A novel shock/discontinuity detector that accurately identifies shocks without mistaking high-frequency waves, enabling a universal high-order subroutine for finite difference methods.

Findings

Detector detects all types of shocks including strong, weak, and oblique

The subroutine improves accuracy in simulations involving high frequency waves

Overcomes bottlenecks in shock-boundary layer interaction simulations

Abstract

The goal of this work is to develop a new universal high order subroutine for shock boundary layer interaction. First, an effective shock/discontinuity detector has been developed.The detector has two steps.The first step is to check the ratio of the truncation errors on the coarse and fine grids and the second step is to check the local ratio of the left and right slopes.

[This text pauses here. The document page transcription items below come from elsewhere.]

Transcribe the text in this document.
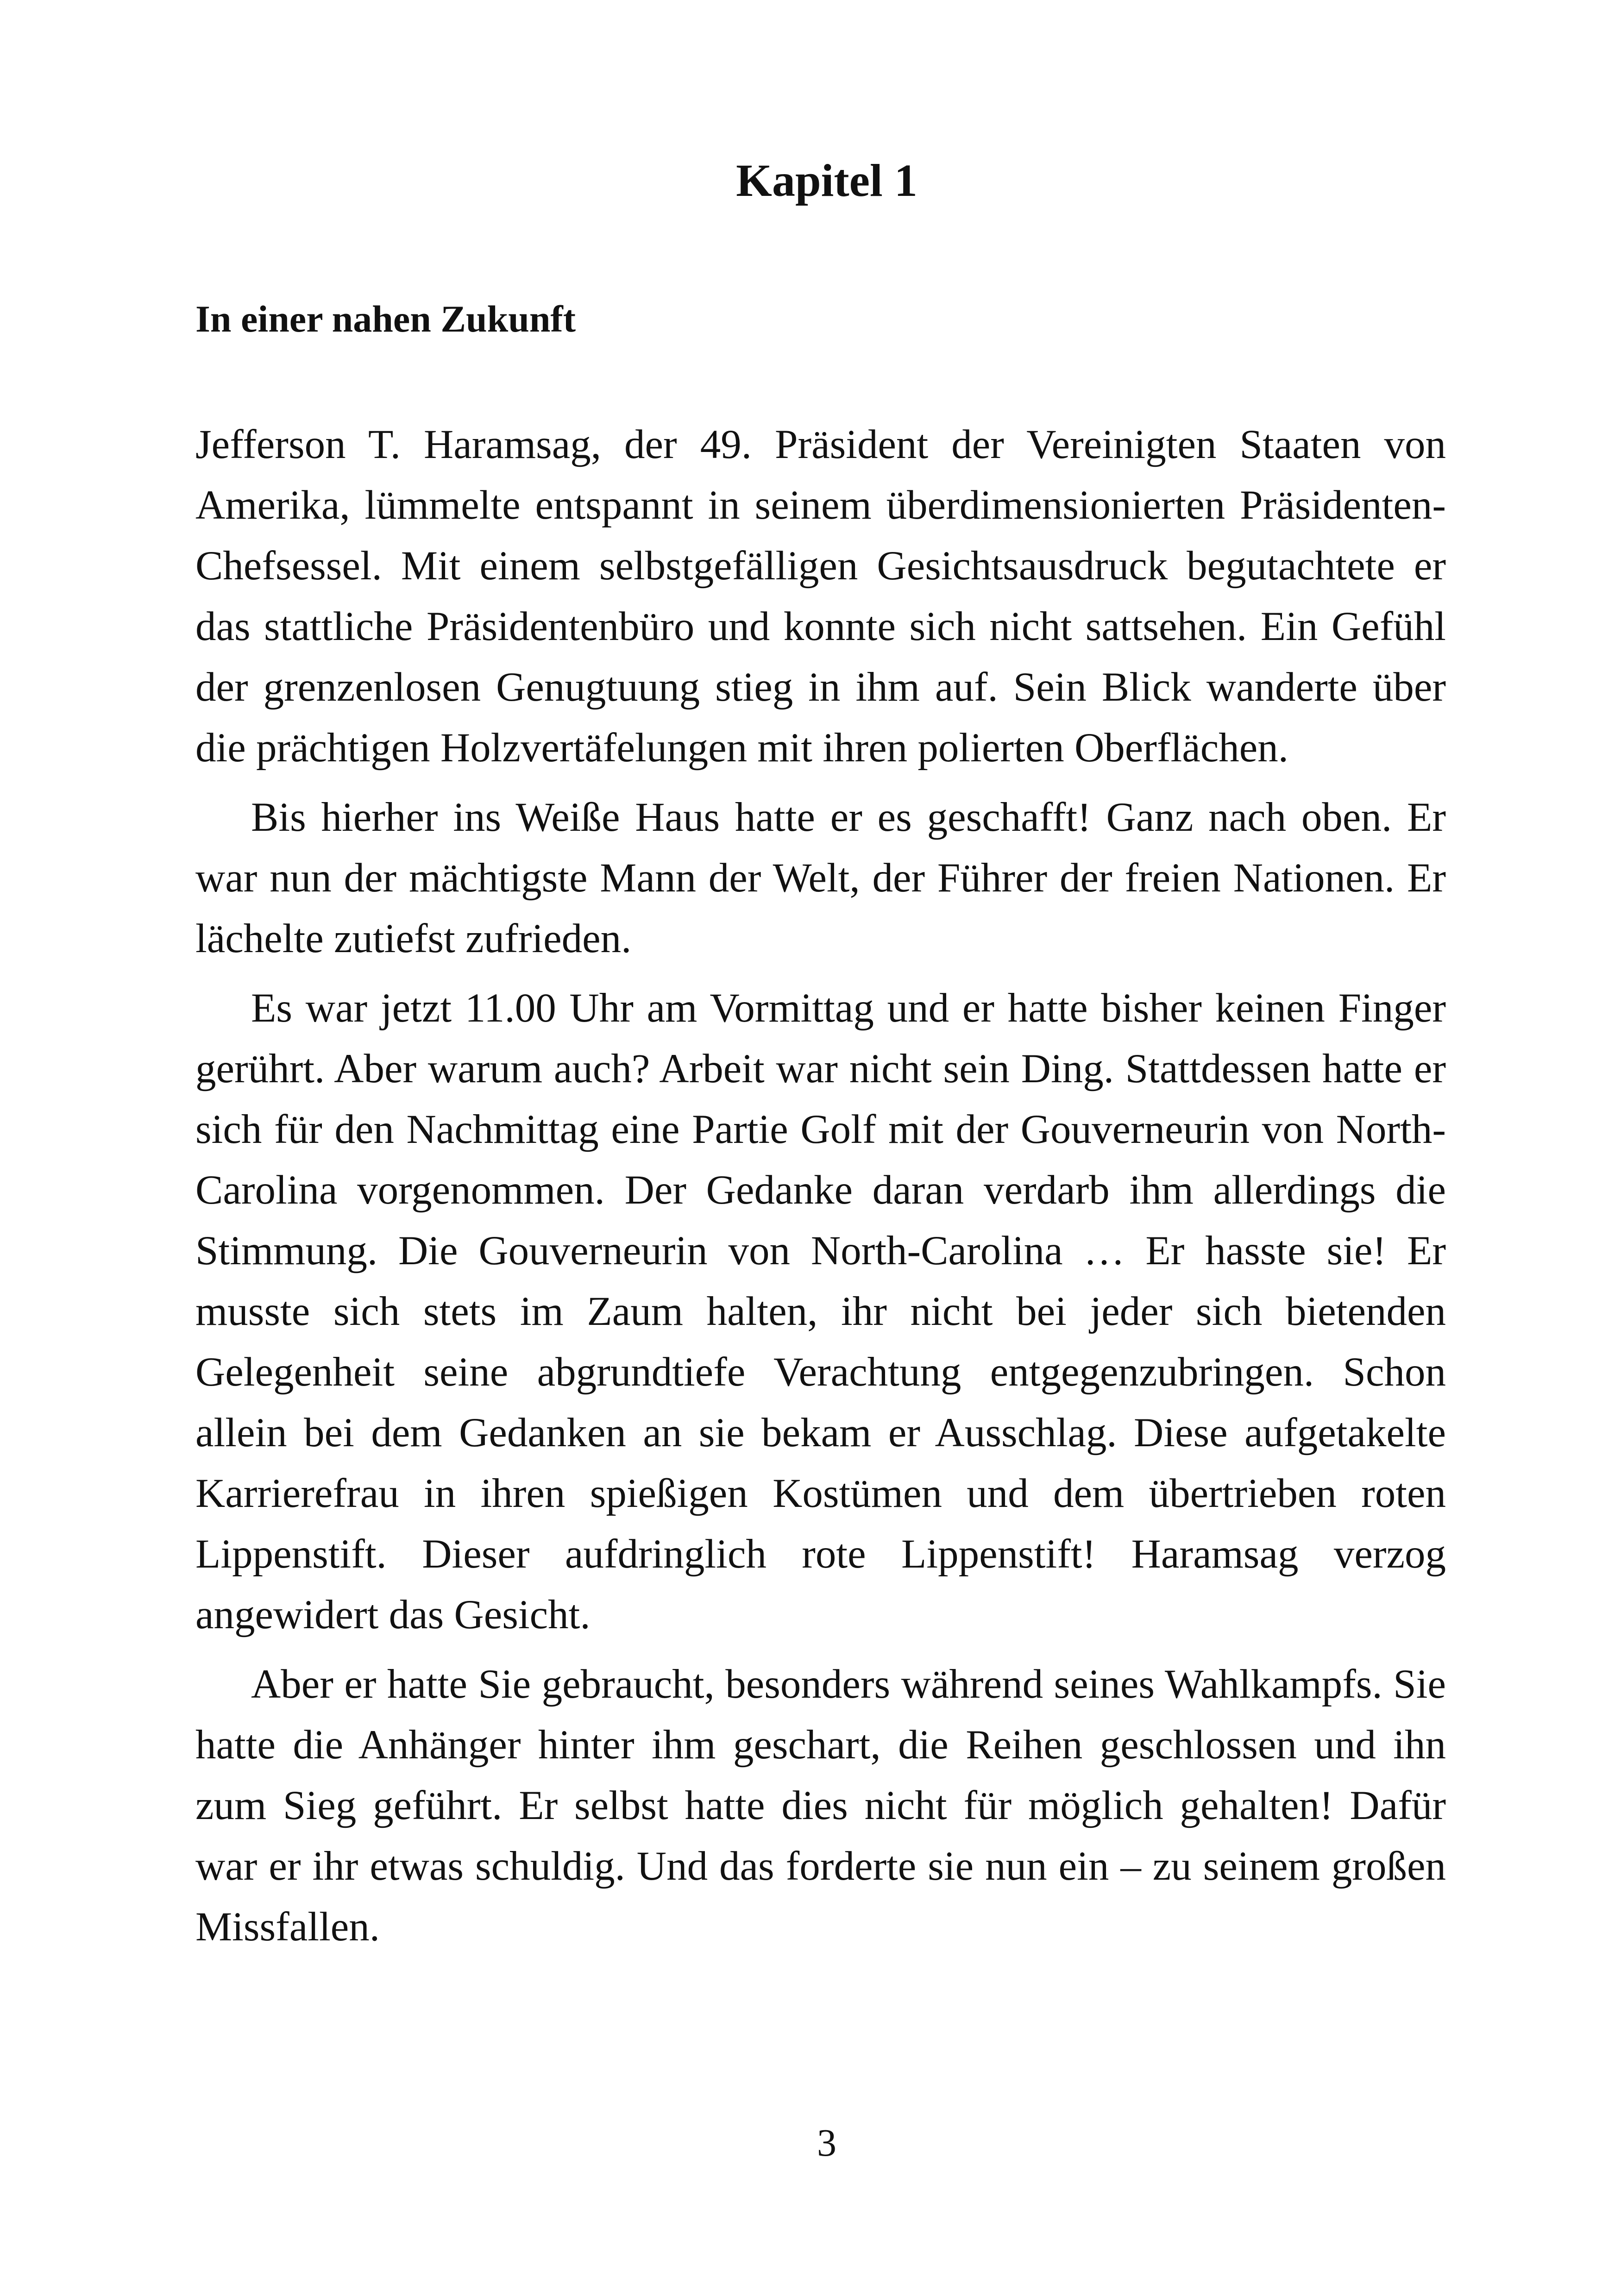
Kapitel 1
In einer nahen Zukunft

Jefferson T. Haramsag, der 49. Präsident der Vereinigten Staaten von Amerika, lümmelte entspannt in seinem überdimensionierten Präsidenten-Chefsessel. Mit einem selbstgefälligen Gesichtsausdruck begutachtete er das stattliche Präsidentenbüro und konnte sich nicht sattsehen. Ein Gefühl der grenzenlosen Genugtuung stieg in ihm auf. Sein Blick wanderte über die prächtigen Holzvertäfelungen mit ihren polierten Oberflächen.

Bis hierher ins Weiße Haus hatte er es geschafft! Ganz nach oben. Er war nun der mächtigste Mann der Welt, der Führer der freien Nationen. Er lächelte zutiefst zufrieden.

Es war jetzt 11.00 Uhr am Vormittag und er hatte bisher keinen Finger gerührt. Aber warum auch? Arbeit war nicht sein Ding. Stattdessen hatte er sich für den Nachmittag eine Partie Golf mit der Gouverneurin von North-Carolina vorgenommen. Der Gedanke daran verdarb ihm allerdings die Stimmung. Die Gouverneurin von North-Carolina … Er hasste sie! Er musste sich stets im Zaum halten, ihr nicht bei jeder sich bietenden Gelegenheit seine abgrundtiefe Verachtung entgegenzubringen. Schon allein bei dem Gedanken an sie bekam er Ausschlag. Diese aufgetakelte Karrierefrau in ihren spießigen Kostümen und dem übertrieben roten Lippenstift. Dieser aufdringlich rote Lippenstift! Haramsag verzog angewidert das Gesicht.

Aber er hatte Sie gebraucht, besonders während seines Wahlkampfs. Sie hatte die Anhänger hinter ihm geschart, die Reihen geschlossen und ihn zum Sieg geführt. Er selbst hatte dies nicht für möglich gehalten! Dafür war er ihr etwas schuldig. Und das forderte sie nun ein – zu seinem großen Missfallen.

3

The currently popular shock/discontinuity detectors can detect shock, but mistake high frequency waves and critical points as shock and then damp the physically important high frequency waves.Preliminary results show the new shock/discontinuity detector is very delicate and can detect all shocks including strong, weak and oblique shocks or discontinuity in function and the first, second, and third order derivatives without artificial constants, but never mistake high frequency waves and critical points, expansion waves as shock. This will overcome the bottle neck problem with numerical simulation for the shock-boundary layer interaction, shock-acoustic interaction, image process, porous media flow, multiple phase flow and anywhere the high frequency waves are important, but discontinuity exists and is mixed with high frequency waves. After detecting the shock we can then use one side high order scheme for shocks and high order central compact scheme for the rest if the shock is appropriately located. Then a high order universal subroutine for finite difference method is developed which can be used for any finite difference code for accurate numerical derivatives.